National Lampoon's Attack of the 5 Ft. 2 In. Women is an American 1994 Showtime television film that parodies two sensational news stories from the 1990s: the Tonya Harding-Nancy Kerrigan incident, and the John and Lorena Bobbitt incident. The film is presented as a double feature, with Julie Brown starring in both segments. The title is a takeoff of Attack of the 50 Foot Woman.

==Synopsis==
The film is presented as two parts of a double feature, the titles being Tonya: The Battle of Wounded Knee and He Never Gave Me Orgasm: The Lenora Babbitt Story.

===Tonya: The Battle of Wounded Knee===
Figure skater Tonya Hardly (Brown), desperate to win the gold medal in the Olympics, tries to eliminate competitor Nancy Cardigan (Khrystyne Haje) by hiring someone to injure her; although she only suffers a small bruise. The news story is so tragic and heart-rending that all of Tonya's co-conspirators turn themselves in and implicate her. Sailing above the scandal, she goes on to compete at the 1994 Winter Olympics, but is undone by her lack of talent and undersized panties.

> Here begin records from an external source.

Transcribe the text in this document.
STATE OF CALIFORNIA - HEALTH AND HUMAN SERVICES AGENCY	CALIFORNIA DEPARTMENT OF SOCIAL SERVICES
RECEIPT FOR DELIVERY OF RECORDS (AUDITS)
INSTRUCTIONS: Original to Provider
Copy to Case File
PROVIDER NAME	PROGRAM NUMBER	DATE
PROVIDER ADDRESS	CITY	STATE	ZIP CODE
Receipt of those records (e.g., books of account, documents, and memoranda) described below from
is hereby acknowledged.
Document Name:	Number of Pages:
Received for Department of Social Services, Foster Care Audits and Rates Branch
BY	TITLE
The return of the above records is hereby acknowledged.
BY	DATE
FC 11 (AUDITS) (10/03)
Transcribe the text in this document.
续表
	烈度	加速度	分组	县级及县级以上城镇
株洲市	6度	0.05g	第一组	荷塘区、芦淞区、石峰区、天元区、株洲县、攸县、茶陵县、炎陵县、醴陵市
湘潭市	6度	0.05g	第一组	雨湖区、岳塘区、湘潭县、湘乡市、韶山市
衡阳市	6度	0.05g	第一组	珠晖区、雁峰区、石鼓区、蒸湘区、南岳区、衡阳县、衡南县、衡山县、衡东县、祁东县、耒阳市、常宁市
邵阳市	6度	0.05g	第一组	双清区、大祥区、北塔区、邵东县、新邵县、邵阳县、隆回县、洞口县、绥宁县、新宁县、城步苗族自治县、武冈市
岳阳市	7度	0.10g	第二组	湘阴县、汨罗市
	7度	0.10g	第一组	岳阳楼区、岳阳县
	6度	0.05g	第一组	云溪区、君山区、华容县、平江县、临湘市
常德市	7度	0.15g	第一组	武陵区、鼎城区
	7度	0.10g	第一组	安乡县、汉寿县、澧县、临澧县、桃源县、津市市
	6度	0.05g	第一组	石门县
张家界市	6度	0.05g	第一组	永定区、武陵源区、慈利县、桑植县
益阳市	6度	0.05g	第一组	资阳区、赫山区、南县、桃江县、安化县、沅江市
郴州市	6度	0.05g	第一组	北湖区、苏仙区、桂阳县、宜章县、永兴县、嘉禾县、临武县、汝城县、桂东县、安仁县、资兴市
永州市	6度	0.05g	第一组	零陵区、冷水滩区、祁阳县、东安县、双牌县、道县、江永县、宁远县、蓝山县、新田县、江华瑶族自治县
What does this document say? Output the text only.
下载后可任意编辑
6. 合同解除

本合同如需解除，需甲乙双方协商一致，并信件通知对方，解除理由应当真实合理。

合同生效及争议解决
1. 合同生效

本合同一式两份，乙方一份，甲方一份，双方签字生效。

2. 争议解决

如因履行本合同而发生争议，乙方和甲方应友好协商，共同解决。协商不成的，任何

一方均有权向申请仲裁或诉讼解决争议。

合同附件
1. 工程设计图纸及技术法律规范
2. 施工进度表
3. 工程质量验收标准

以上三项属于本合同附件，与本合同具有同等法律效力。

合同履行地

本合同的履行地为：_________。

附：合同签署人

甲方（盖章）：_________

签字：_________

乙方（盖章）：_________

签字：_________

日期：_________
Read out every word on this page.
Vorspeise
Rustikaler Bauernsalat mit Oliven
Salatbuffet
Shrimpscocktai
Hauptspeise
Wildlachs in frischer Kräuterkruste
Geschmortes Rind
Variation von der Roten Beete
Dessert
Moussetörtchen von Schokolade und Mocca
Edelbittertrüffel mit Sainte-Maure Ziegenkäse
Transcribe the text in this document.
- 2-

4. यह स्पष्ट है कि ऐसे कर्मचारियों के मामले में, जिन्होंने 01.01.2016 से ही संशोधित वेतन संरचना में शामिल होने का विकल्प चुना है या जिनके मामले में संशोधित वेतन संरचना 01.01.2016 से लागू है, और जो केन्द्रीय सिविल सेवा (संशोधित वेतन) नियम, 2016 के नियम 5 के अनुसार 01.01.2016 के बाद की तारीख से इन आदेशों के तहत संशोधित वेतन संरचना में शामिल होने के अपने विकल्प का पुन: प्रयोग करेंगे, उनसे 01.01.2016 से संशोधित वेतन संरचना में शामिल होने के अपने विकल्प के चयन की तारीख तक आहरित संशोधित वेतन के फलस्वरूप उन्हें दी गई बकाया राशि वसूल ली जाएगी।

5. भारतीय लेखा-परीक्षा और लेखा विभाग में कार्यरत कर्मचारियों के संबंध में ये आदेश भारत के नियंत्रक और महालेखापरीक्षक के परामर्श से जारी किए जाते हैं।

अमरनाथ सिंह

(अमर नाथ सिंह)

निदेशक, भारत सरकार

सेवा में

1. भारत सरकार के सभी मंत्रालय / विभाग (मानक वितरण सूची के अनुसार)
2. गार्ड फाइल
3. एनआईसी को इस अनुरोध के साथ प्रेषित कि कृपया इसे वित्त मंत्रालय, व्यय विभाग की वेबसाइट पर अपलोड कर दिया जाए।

===He Never Gave Me Orgasm: The Lenora Babbitt Story===
Lenora Babbitt (Brown), having been recently pardoned for her crimes, tells Dick Langley (Sam McMurray) about the events that had led up to her arrest: She had cut off the penis of her drunken husband, Juan Wayne Babbitt (Adam Storke), because he could not satisfy her sexually. After it was devoured by a dog, Dr. Kelloc (Stanley DeSantis) was able to transplant one from a deceased biker. However, Lenora learns that the biker's widow (Anne De Salvo) now has "visitation rights" to it; thus, when she and Juan perform a re-enactment of the incident on TV, she actually cuts off his new one. He ends up becoming a transsexual, saying on talk shows that he now understands how hard it is to be a woman.

===Animated sequences===
The film includes animated sequences in which Tonya and Lenora are watching the picture at a drive-in theater. They arrive together in a car at the beginning, Tonya cheers after the first feature, and the two grinning women drive off at the end.

==Cast==
- Julie Brown as Tonya Hardly / Lenora Babbitt
- Lisa Arch as Dotty (credited as Lisa Kushell)
- Priscilla Barnes as Crystal
- Jennifer Butt as Oksana Bayou
- Jodi Carlisle as Debbie Dallas
- Lilyan Chauvin as Coach
- Margaret Cho as Connie Tong
- Charlie Coffey as Tonya's Lawyer
- Peter DeLuise as Stan Stant
- Anne De Salvo as Cycle Slut
- Stanley DeSantis as Dr. Kelloc
- Eric Edwards as Sean Heckardt (credited as Eric 'Sparky' Edwards)
- Lance Gordon as Lawanda's Man
- Charles Gunning as Mr. Electricity
- Khrystyne Haje as Nancy Cardigan
- Melora Hardin as Tonya's Coach
- John Robert Hoffman as Jeff Googooly
- Stephanie Hudson as "Cookie" (credited as Tonya Poole)
- Janice Kent as Nancy's Coach
- Cathy Ladman as Virgin Mary
- Vicki Lawrence as Herself
- Julie Lunney as Nancy's Double
- Sam McMurray as Dick Langley
- Dick Miller as Officer Murphy
- Rick Overton as Officer Brown
- Brad Sherwood as Mime
- Julie Shott as Tonya's Double
- Bridget Sienna as Maria
- Stella Stevens as Lawanda
- Adam Storke as Juan Wayne Babbitt
- Liz Torres as Lenora's Mother
- Nick Toth as Nancy's Father
- Stacey Travis as Christy
- Susan Watson as Nancy's Mother
- Brianna Weissmann as Little Tonya
- Karl Wiedergott as Dirk Smith

==Advertising and release==
The television film was promoted on the cover of the September/October 1994 issue of National Lampoon magazine.

In 2008, Julie Brown was given permission by Showtime to issue this movie on DVD (Showtime had previously only issued it on VHS) and currently sells copies on her eBay profile and online store.

== Reception ==
An article in the Los Angeles Times covering the production commented, "What’s the only thing more frightening than a pair of 5-foot-2 females with a chip on their shoulders? That same pair in ice skates and stilettos, argues “National Lampoon’s Attack of the 5 Ft. 2 Women,” premiering Sunday on Showtime."

The film received generally a very mixed retrospective assessment, Vanity Fair even calling it "dreck". "Despite an impressive supporting cast, both minifeatures are crude ..." commented another reviewer.